An 18-year-old patient presented with a 4-year history of multiple painful inflammatory nodular lesions and sinus tracts on the face. The patient had failed previous treatments, including doxycycline, isotretinoin, prednisolone, and dapsone. Adalimumab monotherapy was initiated with an 80-mg loading dose followed by 40 mg every 2 weeks. Within 4 weeks, a marked reduction in lesion size and inflammation was observed, and after 12 weeks, all nodular lesions had resolved [48].

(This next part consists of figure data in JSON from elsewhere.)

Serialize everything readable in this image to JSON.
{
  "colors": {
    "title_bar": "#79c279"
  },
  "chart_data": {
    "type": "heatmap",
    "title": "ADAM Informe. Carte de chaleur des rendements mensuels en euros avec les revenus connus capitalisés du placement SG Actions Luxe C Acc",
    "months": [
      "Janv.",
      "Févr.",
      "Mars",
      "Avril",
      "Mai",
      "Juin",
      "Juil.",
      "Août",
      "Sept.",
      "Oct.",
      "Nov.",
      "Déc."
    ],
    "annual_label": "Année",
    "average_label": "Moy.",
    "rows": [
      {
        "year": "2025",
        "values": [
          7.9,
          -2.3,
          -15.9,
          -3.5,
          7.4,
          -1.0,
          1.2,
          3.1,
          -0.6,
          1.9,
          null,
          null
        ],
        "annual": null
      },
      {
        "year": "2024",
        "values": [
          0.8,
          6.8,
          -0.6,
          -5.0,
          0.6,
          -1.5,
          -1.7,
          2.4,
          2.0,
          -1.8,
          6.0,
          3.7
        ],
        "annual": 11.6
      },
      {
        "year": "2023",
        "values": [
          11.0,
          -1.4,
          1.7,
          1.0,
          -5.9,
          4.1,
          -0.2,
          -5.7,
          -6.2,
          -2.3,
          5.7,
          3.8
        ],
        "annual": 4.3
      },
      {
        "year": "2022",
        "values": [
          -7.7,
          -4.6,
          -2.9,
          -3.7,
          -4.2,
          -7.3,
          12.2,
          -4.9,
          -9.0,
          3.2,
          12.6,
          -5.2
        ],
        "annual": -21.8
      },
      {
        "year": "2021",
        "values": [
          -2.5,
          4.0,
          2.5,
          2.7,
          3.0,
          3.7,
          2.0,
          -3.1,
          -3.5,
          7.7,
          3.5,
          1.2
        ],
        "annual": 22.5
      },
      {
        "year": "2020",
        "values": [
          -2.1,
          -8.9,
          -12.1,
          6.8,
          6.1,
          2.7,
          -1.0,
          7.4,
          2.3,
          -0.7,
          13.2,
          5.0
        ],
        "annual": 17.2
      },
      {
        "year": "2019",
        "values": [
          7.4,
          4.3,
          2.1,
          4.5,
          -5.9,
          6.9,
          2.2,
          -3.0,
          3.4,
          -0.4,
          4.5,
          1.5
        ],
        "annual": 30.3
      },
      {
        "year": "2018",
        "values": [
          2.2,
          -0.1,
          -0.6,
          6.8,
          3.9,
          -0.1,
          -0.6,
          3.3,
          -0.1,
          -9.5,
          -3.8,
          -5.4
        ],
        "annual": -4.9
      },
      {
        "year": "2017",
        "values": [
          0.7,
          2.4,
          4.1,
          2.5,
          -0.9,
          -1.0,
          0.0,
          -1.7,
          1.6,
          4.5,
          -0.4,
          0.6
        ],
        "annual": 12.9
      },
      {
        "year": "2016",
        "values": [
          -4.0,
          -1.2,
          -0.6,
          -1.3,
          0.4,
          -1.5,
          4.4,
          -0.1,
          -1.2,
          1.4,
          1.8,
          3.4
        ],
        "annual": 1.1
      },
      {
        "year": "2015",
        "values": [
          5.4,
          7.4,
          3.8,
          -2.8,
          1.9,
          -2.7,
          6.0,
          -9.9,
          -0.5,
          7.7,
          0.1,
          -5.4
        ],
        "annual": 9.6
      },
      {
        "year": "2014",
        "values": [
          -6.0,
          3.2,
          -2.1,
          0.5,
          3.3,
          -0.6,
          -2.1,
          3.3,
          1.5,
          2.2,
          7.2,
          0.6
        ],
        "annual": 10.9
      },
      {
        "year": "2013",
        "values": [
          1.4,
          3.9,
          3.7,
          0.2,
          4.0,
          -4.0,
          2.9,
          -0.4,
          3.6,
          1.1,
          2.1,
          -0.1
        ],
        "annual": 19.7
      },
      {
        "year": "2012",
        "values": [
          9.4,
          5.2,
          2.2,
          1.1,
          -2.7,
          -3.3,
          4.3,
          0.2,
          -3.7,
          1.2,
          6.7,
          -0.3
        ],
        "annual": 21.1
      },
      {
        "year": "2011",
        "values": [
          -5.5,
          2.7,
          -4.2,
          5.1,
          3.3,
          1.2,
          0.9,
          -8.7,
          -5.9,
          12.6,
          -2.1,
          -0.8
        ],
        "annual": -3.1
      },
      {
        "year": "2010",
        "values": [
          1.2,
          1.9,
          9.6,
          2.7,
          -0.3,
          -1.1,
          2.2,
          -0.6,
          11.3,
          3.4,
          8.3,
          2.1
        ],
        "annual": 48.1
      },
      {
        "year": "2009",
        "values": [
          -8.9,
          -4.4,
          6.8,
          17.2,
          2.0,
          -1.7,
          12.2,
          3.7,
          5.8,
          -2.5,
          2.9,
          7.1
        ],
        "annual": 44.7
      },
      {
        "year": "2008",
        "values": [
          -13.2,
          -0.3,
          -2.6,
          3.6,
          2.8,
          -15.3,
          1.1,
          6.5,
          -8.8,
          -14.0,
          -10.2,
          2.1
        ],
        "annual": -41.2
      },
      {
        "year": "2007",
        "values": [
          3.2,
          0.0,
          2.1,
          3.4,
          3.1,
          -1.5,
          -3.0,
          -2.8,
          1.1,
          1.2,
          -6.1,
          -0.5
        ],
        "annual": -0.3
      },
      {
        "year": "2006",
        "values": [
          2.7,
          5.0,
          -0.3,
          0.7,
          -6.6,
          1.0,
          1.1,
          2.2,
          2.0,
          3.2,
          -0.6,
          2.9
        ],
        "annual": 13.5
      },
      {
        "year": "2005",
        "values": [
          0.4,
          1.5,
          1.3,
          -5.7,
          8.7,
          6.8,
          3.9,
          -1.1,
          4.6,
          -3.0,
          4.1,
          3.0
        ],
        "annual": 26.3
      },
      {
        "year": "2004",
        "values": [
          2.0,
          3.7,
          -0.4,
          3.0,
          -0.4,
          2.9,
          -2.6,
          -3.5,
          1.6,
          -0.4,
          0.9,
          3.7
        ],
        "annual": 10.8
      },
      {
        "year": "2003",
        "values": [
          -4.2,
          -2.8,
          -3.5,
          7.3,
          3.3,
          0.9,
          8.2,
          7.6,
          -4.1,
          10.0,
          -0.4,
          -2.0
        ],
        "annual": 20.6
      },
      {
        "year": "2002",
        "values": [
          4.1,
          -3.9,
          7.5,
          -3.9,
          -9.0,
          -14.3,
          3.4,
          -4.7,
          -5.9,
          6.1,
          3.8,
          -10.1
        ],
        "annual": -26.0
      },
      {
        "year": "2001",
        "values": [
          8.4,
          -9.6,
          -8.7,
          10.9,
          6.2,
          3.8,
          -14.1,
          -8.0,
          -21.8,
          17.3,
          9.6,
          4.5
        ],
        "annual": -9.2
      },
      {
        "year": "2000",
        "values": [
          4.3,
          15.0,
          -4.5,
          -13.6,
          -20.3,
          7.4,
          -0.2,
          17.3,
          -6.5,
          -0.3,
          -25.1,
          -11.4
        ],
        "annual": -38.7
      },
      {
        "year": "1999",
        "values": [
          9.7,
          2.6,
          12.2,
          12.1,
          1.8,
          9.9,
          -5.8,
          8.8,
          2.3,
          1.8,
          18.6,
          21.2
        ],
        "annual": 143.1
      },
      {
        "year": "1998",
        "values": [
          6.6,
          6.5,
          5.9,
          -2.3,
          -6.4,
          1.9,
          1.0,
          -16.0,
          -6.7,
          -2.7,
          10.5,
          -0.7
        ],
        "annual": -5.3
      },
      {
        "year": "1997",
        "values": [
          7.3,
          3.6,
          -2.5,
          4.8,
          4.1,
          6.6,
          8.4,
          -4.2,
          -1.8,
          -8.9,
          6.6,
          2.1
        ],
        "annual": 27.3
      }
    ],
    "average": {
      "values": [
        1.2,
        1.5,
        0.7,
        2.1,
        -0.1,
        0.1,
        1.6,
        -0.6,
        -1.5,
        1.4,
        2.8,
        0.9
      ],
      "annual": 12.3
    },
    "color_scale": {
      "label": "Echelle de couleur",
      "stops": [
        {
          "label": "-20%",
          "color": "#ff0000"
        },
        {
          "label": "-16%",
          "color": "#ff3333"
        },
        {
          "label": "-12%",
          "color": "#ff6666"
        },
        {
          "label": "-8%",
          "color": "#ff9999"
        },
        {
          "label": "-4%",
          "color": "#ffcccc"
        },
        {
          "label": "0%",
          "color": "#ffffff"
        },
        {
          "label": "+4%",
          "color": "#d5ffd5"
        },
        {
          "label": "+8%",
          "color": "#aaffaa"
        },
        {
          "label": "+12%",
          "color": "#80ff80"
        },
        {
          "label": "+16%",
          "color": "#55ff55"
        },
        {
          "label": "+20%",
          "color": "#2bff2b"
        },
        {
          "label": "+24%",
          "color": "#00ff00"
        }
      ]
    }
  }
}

Schettini et al. described a 24-year-old patient with a follicular occlusion triad encompassing dissecting cellulitis of the scalp (DCS), hidradenitis suppurativa (HS) involving the axillary, inguinal, and pubic areas, and conglobate acne. Previous treatments with isotretinoin, antibiotics, and adalimumab were largely ineffective. Off-label treatment with secukinumab resulted in a gradual clinical improvement, with a reduction in HS lesions and near-complete resolution of the inflammatory manifestations of DCS [49].

We assume that a notable proportion of severe acne cases reported to respond well to biologics may actually represent the conglobate form of HS and not acne. This is supported by the fact that most of the presented cases had some peculiar clinical symptoms that are not characteristic of conglobate acne. Van der Zee et al. proposed six phenotypes of HS: regular type, frictional furuncle type, scarring folliculitis type, conglobata type, syndromic type, and ectopic type [50].

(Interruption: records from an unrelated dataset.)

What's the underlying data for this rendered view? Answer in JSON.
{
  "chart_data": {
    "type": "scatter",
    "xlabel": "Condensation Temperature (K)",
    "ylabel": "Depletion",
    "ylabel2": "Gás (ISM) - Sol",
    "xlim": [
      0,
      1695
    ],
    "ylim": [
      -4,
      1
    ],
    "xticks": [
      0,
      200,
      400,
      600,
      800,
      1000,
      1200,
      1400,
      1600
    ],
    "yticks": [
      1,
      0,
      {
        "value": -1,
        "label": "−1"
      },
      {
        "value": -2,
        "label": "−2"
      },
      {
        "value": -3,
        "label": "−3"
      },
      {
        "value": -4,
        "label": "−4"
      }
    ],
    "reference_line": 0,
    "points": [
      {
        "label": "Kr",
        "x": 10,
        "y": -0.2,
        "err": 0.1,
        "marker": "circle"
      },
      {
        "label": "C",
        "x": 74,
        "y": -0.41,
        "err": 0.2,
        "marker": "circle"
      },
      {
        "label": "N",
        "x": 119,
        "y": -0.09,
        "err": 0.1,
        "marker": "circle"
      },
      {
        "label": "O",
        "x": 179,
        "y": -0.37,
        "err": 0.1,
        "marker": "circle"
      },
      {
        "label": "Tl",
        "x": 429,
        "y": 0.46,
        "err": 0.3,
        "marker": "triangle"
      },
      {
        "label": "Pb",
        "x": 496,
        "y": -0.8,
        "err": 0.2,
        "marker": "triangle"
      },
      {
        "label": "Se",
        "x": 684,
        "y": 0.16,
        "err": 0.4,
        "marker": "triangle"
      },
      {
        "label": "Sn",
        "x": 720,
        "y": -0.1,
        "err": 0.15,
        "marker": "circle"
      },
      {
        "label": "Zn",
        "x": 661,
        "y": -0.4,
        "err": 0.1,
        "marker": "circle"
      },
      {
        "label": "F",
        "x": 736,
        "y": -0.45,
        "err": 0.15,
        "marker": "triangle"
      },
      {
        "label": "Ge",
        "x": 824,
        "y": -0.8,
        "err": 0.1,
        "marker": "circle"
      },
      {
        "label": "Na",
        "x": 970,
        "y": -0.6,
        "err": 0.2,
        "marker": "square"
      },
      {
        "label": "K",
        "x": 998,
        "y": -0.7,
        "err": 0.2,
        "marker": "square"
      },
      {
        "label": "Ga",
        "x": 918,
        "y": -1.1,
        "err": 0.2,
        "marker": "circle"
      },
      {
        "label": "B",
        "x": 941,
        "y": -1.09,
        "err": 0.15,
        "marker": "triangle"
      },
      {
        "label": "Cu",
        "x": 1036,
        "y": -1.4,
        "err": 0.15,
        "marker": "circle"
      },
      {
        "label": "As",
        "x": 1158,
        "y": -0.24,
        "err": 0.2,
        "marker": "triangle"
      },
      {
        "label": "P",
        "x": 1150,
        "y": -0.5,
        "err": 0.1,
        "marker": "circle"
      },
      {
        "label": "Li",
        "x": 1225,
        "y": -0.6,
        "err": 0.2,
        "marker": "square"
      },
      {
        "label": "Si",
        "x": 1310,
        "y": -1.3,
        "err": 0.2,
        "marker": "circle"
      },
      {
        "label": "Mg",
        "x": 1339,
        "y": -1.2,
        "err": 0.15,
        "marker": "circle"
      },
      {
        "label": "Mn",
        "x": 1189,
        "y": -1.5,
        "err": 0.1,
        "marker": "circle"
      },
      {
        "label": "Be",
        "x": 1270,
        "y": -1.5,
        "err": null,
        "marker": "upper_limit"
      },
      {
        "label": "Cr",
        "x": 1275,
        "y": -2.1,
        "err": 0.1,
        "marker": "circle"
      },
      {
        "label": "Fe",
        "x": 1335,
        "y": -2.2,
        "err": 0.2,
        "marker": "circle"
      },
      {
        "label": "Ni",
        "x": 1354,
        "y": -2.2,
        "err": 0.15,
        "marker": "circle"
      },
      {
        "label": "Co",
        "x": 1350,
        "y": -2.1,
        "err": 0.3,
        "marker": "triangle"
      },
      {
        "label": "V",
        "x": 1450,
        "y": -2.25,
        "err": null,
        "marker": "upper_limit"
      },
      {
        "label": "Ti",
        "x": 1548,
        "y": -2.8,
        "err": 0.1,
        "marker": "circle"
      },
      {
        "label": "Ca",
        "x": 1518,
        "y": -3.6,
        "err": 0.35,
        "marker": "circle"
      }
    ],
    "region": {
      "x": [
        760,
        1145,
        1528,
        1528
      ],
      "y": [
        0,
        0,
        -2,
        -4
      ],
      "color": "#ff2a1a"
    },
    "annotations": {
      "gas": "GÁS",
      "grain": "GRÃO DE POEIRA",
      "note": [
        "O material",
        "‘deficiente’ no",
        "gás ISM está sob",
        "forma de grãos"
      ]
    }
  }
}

The clinical characteristics of the published case reports on the efficacy of biologics on “acne” described above fit well with the clinical symptoms of conglobate-type HS. Therefore, it is not surprising that these patients did not respond to conventional acne treatments, including isotretinoin, as it is well known that HS does not respond well to isotretinoin but to TNF inhibitors. Misdiagnosis often arises due to overlapping clinical characteristics of acne and HS. Poor response to standard acne treatments, older patient age at onset, and atypical lesion locations, such as the back, face, or ears may suggest that what is often identified as acne conglobata could, in some cases, be a rare phenotype of HS.

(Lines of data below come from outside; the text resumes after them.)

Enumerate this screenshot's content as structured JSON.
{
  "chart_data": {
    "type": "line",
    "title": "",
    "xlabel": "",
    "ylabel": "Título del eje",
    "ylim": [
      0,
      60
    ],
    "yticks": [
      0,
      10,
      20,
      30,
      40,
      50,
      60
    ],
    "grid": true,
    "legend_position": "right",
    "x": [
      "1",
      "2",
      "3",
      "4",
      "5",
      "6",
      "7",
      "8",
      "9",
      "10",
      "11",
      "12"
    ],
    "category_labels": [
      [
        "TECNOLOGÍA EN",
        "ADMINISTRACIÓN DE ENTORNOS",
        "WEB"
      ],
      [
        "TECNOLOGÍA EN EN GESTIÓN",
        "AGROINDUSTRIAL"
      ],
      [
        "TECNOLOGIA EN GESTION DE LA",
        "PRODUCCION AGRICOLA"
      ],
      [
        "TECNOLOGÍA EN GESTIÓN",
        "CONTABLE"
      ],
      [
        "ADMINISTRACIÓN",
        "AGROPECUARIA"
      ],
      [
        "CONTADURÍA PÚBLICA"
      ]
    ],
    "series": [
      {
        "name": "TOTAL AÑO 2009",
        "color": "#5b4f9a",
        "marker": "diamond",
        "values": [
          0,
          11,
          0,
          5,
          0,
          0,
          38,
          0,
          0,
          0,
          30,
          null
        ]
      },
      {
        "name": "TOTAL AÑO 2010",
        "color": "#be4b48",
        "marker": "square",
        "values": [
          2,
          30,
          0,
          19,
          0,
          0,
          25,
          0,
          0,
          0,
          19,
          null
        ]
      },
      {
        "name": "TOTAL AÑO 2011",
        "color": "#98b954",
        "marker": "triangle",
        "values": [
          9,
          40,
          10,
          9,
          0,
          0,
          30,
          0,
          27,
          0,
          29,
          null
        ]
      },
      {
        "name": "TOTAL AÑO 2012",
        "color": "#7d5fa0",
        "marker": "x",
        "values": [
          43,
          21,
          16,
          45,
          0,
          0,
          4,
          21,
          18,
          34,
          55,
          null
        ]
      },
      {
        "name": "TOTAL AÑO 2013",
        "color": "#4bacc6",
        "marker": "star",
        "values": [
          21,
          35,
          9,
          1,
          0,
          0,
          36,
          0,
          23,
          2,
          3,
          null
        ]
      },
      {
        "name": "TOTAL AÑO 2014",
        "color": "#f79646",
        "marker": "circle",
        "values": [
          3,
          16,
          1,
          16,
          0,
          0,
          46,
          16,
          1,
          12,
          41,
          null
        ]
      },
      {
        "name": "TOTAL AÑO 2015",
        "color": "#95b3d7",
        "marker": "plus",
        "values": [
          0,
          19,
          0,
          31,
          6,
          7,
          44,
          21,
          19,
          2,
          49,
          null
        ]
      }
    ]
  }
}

3.3 Is “Acne” in Autoinflammatory Syndromes Truly Acne—or a Conglobate Form of HS?

Autoinflammatory syndromes often include acneiform lesions, referred to as “acne” in the acronyms. Several case reports show that biological treatments improve the different clinical manifestations, including acne, in these patients [51]. However, it is extremely difficult to evaluate the efficacy of these treatments on “acne,” as acneiform lesions are not well described in these case reports. Although conglobate acne is a cardinal component of the different autoinflammatory syndromes, in these autoinflammatory diseases, acne differs clinically (age, localization, lack of comedos) from the isolated acne, and also does not respond well to conventional acne treatments, including to isotretinoin. Therefore, we propose that the acne observed in autoinflammatory diseases is probably a different disease, maybe a conglobate type of HS. Therefore, the biological treatment efficacy of these syndromic acne forms should be carefully interpreted when treating isolated severe acne.